Il est important de rappeler qu’il ne s’agit pas seulement d’une crise humanitaire, mais aussi d’une crise de développement. Donc la Jordanie et le Liban sont conscients que lorsqu’ils financent des projets d’infrastructure, cela n’est pas seulement destiné aux réfugiés, mais cela fait partie de leur propre développement.
Quelles sont les priorités de développement dans ces pays ?
La première priorité est évidemment l’éducation. Aujourd’hui au Liban il y a plus de 200 000 enfants syriens qui n’ont pas accès à l’éducation.
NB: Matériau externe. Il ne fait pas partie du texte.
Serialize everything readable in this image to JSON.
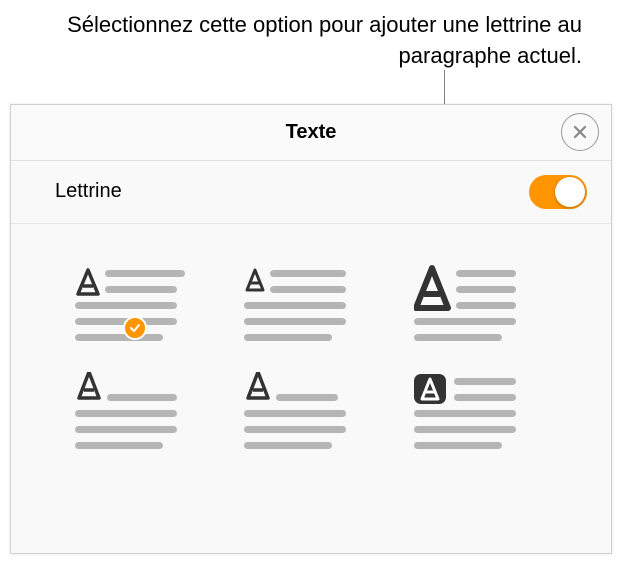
{
  "annotation": "Sélectionnez cette option pour ajouter une lettrine au paragraphe actuel.",
  "panel": {
    "title": "Texte",
    "setting_label": "Lettrine",
    "toggle_on": true,
    "close_icon": "close",
    "options": [
      {
        "id": "dropcap-style-1",
        "selected": true
      },
      {
        "id": "dropcap-style-2",
        "selected": false
      },
      {
        "id": "dropcap-style-3",
        "selected": false
      },
      {
        "id": "dropcap-style-4",
        "selected": false
      },
      {
        "id": "dropcap-style-5",
        "selected": false
      },
      {
        "id": "dropcap-style-6",
        "selected": false
      }
    ]
  }
}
L’éducation est vraiment une priorité, car elle répond à l’enjeu de la génération perdue, ces enfants qui sont exilés pendant 10 ou 15 ans.
Deuxièmement c’est l’emploi, qui est les meilleurs vecteurs d’intégration sociale. Au Liban, le taux de chômage a dépassé les 20 %, c’est-à-dire qu’il a été multiplié par deux entre 2012 et 2014. Il faut donner des titres de travail aux réfugiés, mais aussi dynamiser l’économie, promouvoir les investissements étrangers, et préparer le secteur privé à la reconstruction de la Syrie, qui pourra créer des opportunités en matière d’emploi et de BTP.
Il y en a d’autres, malheureusement aucun secteur n’est épargné.
L’aide en Jordanie et au Liban est-elle conditionnée à la maitrise des flux migratoires, comme c’est de plus en plus le cas, notamment dans l’aide européenne en Turquie par exemple ?
Ces pays n’ont pas attendu les financements internationaux pour accueillir les réfugiés. Il est important de reconnaitre les efforts qui ont été faits par ces pays-là dans l’accueil des réfugiés. Il y a des besoins dans les trois pays. Mais il est clair que lorsque vous regardez le ratio de réfugiés par habitant, les chiffres sont plus importants en Jordanie et au Liban.